# Robusto's last night



## tx_tuff (Jun 16, 2007)

Another good night at Robusto's last night. We stayed till they kicked us out at 240 in the morning. I know I had 4 sticks and I think just about everybody else did too. Ok from left to right its DanRichmond (Dan), tx_tuff (Frank), dHUTCH (David), and Bullybreed (Joe). In the last pic is one of the bartenders Catherine. I had the make sure the Cam was good to go.


----------



## RGianelli (Jul 20, 2007)

Looks Like a GREAT place ..for a Great time !!!!!


----------



## g8trbone (Apr 26, 2007)

I am envious of you guys out there!


----------



## dHUTCH (May 1, 2007)

Life is good.....


----------



## tx_tuff (Jun 16, 2007)

I'm telling, with it only two blocks away from me I'm in trouble!


----------



## Mithrandir-cl (Jul 30, 2006)

That's interesting...........as the night went on, it appears that the big guy in the blue and white shirt got cuter!


----------



## Labman (May 27, 2007)

Man...looks like a great time! I really NEED to go to Texas and check that place out. All you guys better be there if I ever make it!!


----------



## JohnR (Apr 1, 2007)

Ummm....how about more pictures of CATHERINE, eh?
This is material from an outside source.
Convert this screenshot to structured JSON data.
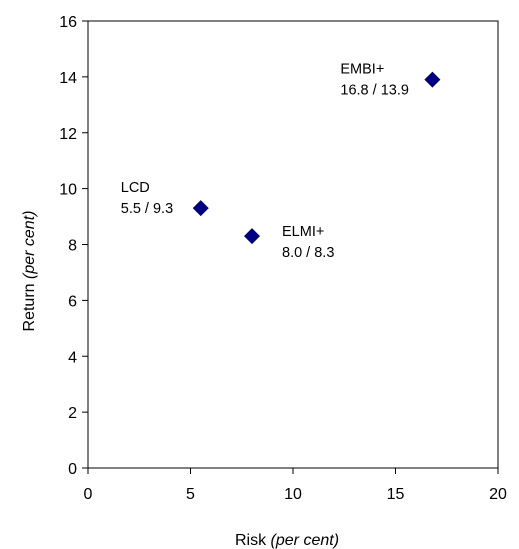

I've seen enough of you guys.


----------



## Cigar Diva (May 14, 2007)

Cathy or Catherine?


----------



## JohnR (Apr 1, 2007)

The caption on the photo says Catherine, but regardless, the answer is "Yes".


----------



## Maduro PiPs (Jul 5, 2007)

Great pics...looks like an awesome time. Such a great place to have nearby for you guys!!


----------



## tx_tuff (Jun 16, 2007)

Yes its Catherine, the other bartender is Cathy, and she is awesome.


----------



## dHUTCH (May 1, 2007)

JohnRider said:


> The caption on the photo says Catherine, but regardless, the answer is "Yes".
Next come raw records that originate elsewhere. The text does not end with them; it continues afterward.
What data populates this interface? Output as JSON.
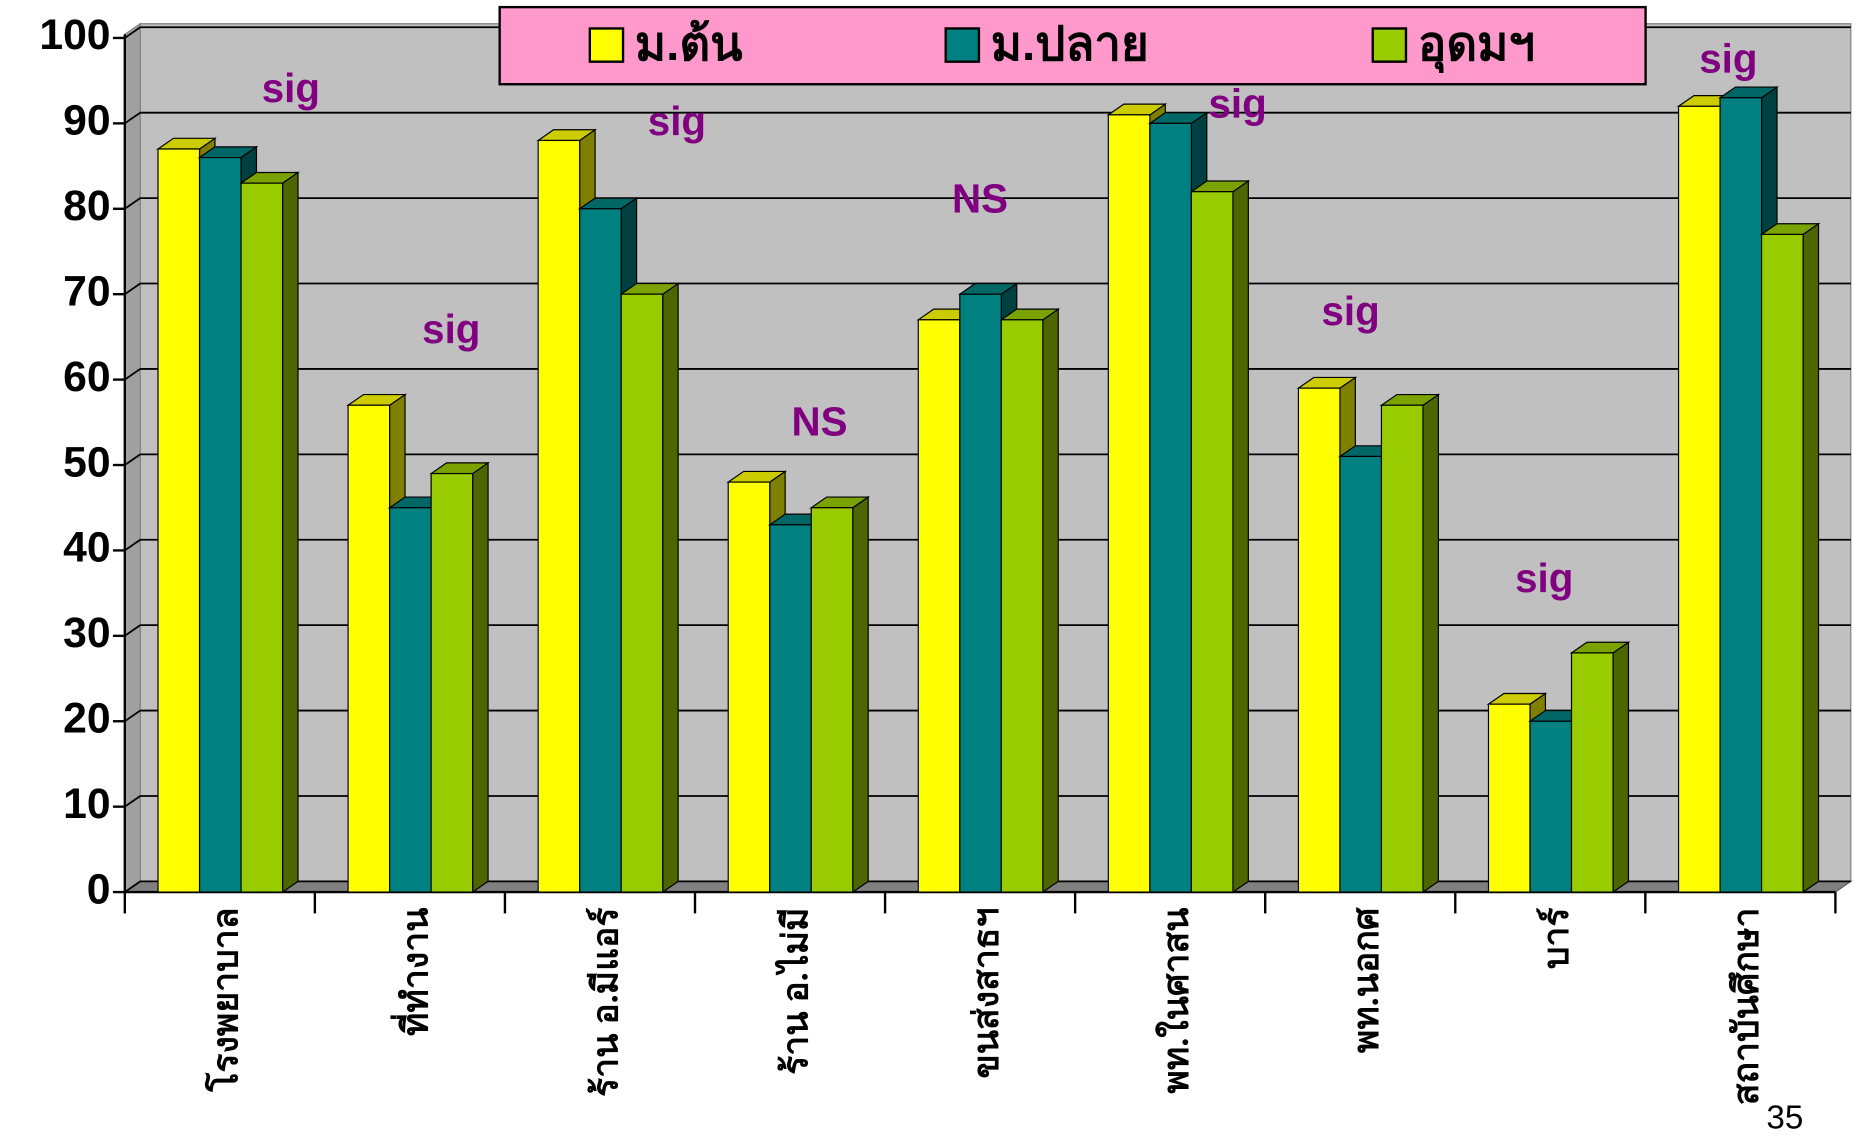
{
  "chart_data": {
    "type": "bar3d",
    "categories": [
      "โรงพยาบาล",
      "ที่ทำงาน",
      "ร้าน อ.มีแอร์",
      "ร้าน อ.ไม่มี",
      "ขนส่งสาธฯ",
      "พท.ในศาสน",
      "พท.นอกศ",
      "บาร์",
      "สถาบันศึกษา"
    ],
    "series": [
      {
        "name": "ม.ต้น",
        "color": "#ffff00",
        "values": [
          87,
          57,
          88,
          48,
          67,
          91,
          59,
          22,
          92
        ]
      },
      {
        "name": "ม.ปลาย",
        "color": "#008080",
        "values": [
          86,
          45,
          80,
          43,
          70,
          90,
          51,
          20,
          93
        ]
      },
      {
        "name": "อุดมฯ",
        "color": "#99cc00",
        "values": [
          83,
          49,
          70,
          45,
          67,
          82,
          57,
          28,
          77
        ]
      }
    ],
    "annotations": [
      "sig",
      "sig",
      "sig",
      "NS",
      "NS",
      "sig",
      "sig",
      "sig",
      "sig"
    ],
    "ylim": [
      0,
      100
    ],
    "yticks": [
      0,
      10,
      20,
      30,
      40,
      50,
      60,
      70,
      80,
      90,
      100
    ],
    "grid": true,
    "page_number": "35"
  }
}
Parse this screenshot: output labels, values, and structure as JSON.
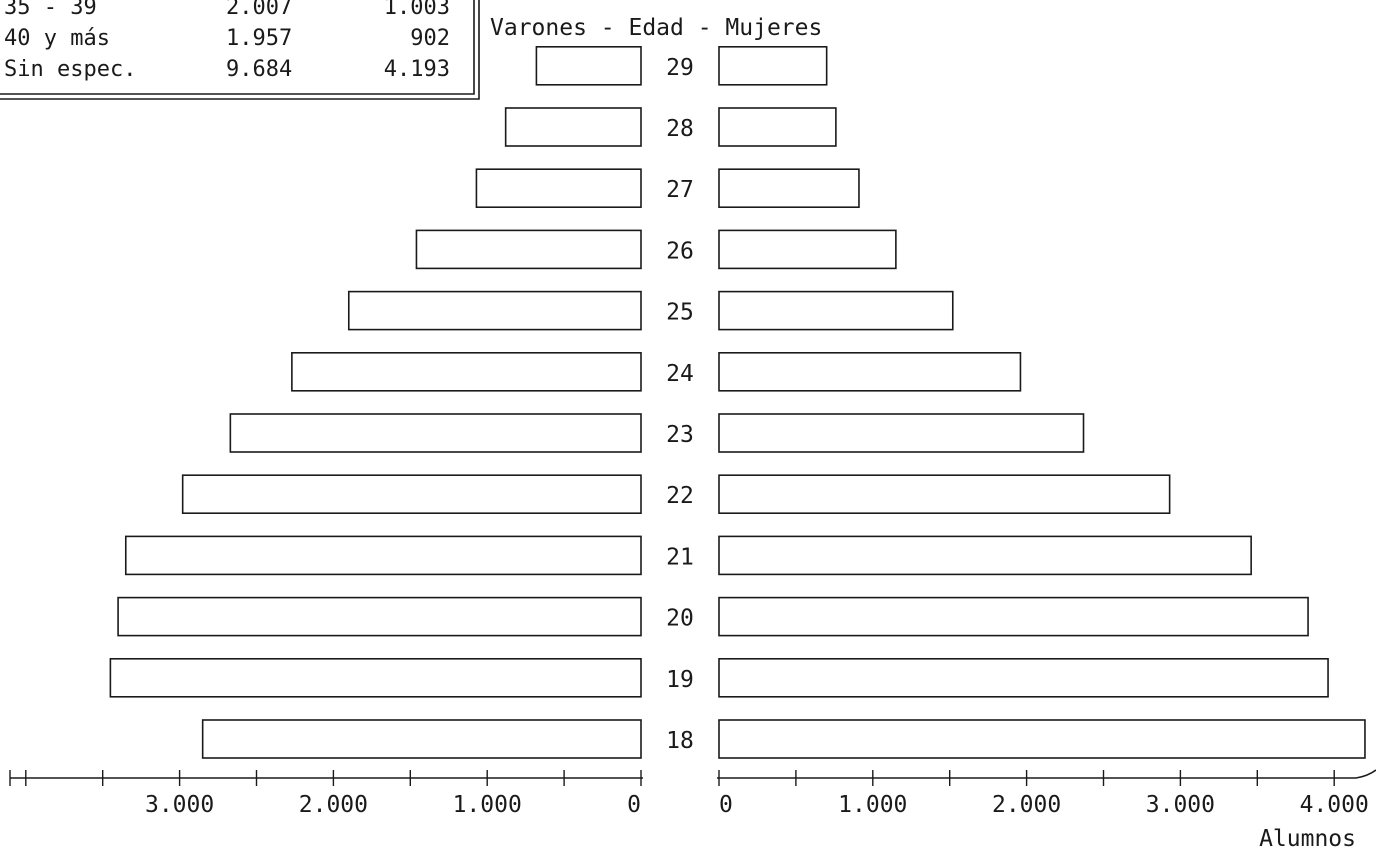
{
  "table": {
    "rows": [
      {
        "label": "35 - 39",
        "men": "2.007",
        "women": "1.003"
      },
      {
        "label": "40 y más",
        "men": "1.957",
        "women": "902"
      },
      {
        "label": "Sin espec.",
        "men": "9.684",
        "women": "4.193"
      }
    ]
  },
  "chart_data": {
    "type": "bar",
    "title": "Varones - Edad - Mujeres",
    "xlabel": "Alumnos",
    "categories": [
      "18",
      "19",
      "20",
      "21",
      "22",
      "23",
      "24",
      "25",
      "26",
      "27",
      "28",
      "29"
    ],
    "series": [
      {
        "name": "Varones",
        "values": [
          2850,
          3450,
          3400,
          3350,
          2980,
          2670,
          2270,
          1900,
          1460,
          1070,
          880,
          680
        ]
      },
      {
        "name": "Mujeres",
        "values": [
          4200,
          3960,
          3830,
          3460,
          2930,
          2370,
          1960,
          1520,
          1150,
          910,
          760,
          700
        ]
      }
    ],
    "left_ticks": [
      "3.000",
      "2.000",
      "1.000",
      "0"
    ],
    "right_ticks": [
      "0",
      "1.000",
      "2.000",
      "3.000",
      "4.000"
    ],
    "xlim": [
      0,
      4000
    ],
    "grid": false
  }
}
Hey Hey there old man....get in line sir!


----------



## vegasgirl (Jul 1, 2007)

Mithrandir said:


> That's interesting...........as the night went on, it appears that the big guy in the blue and white shirt got cuter!
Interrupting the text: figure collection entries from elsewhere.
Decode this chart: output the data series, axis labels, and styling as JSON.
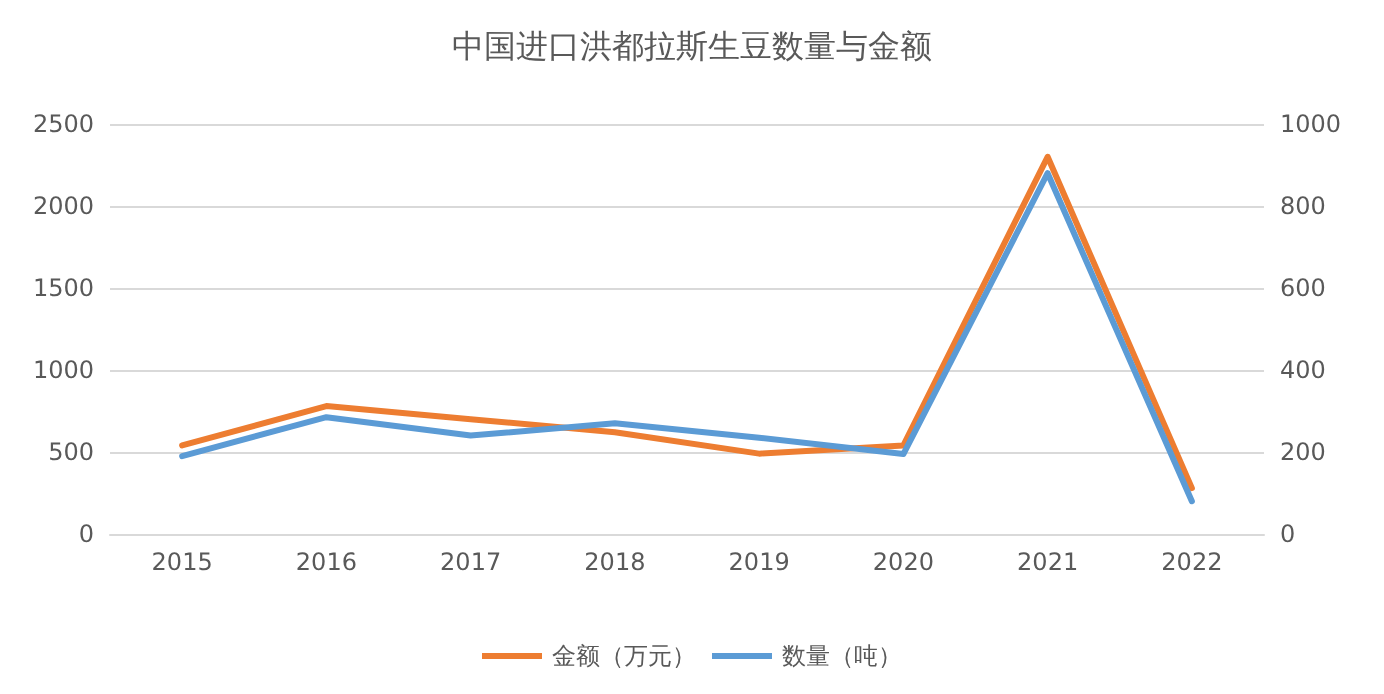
{
  "chart_data": {
    "type": "line",
    "title": "中国进口洪都拉斯生豆数量与金额",
    "categories": [
      "2015",
      "2016",
      "2017",
      "2018",
      "2019",
      "2020",
      "2021",
      "2022"
    ],
    "series": [
      {
        "name": "金额（万元）",
        "color": "#ed7d31",
        "values": [
          540,
          780,
          700,
          620,
          490,
          540,
          2300,
          280
        ]
      },
      {
        "name": "数量（吨）",
        "color": "#5b9bd5",
        "axis": "y2",
        "values": [
          190,
          285,
          240,
          270,
          235,
          195,
          880,
          80
        ]
      }
    ],
    "ylim": [
      0,
      2500
    ],
    "yticks": [
      0,
      500,
      1000,
      1500,
      2000,
      2500
    ],
    "y2lim": [
      0,
      1000
    ],
    "y2ticks": [
      0,
      200,
      400,
      600,
      800,
      1000
    ],
    "grid": "y",
    "legend": "bottom",
    "marker": "none",
    "line_style": "solid"
  }
}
Ha, that's a matter of opinion! LOL


----------



## Architeuthis (Mar 31, 2007)

That first picture... SHEESH! Looks like some guys sittin' around waiting to get shipped off to a Gulag or something. Nary a smile in the group! <G>


----------



## tx_tuff (Jun 16, 2007)

vegasgirl said:


> Ha, that's a matter of opinion! LOL


Thanks babe!


----------



## dHUTCH (May 1, 2007)

architeuthis said:


> That first picture... SHEESH! Looks like some guys sittin' around waiting to get shipped off to a Gulag or something. Nary a smile in the group! <G>


I didn't have a '05 Liberty in my hand...nothing to smile about!


----------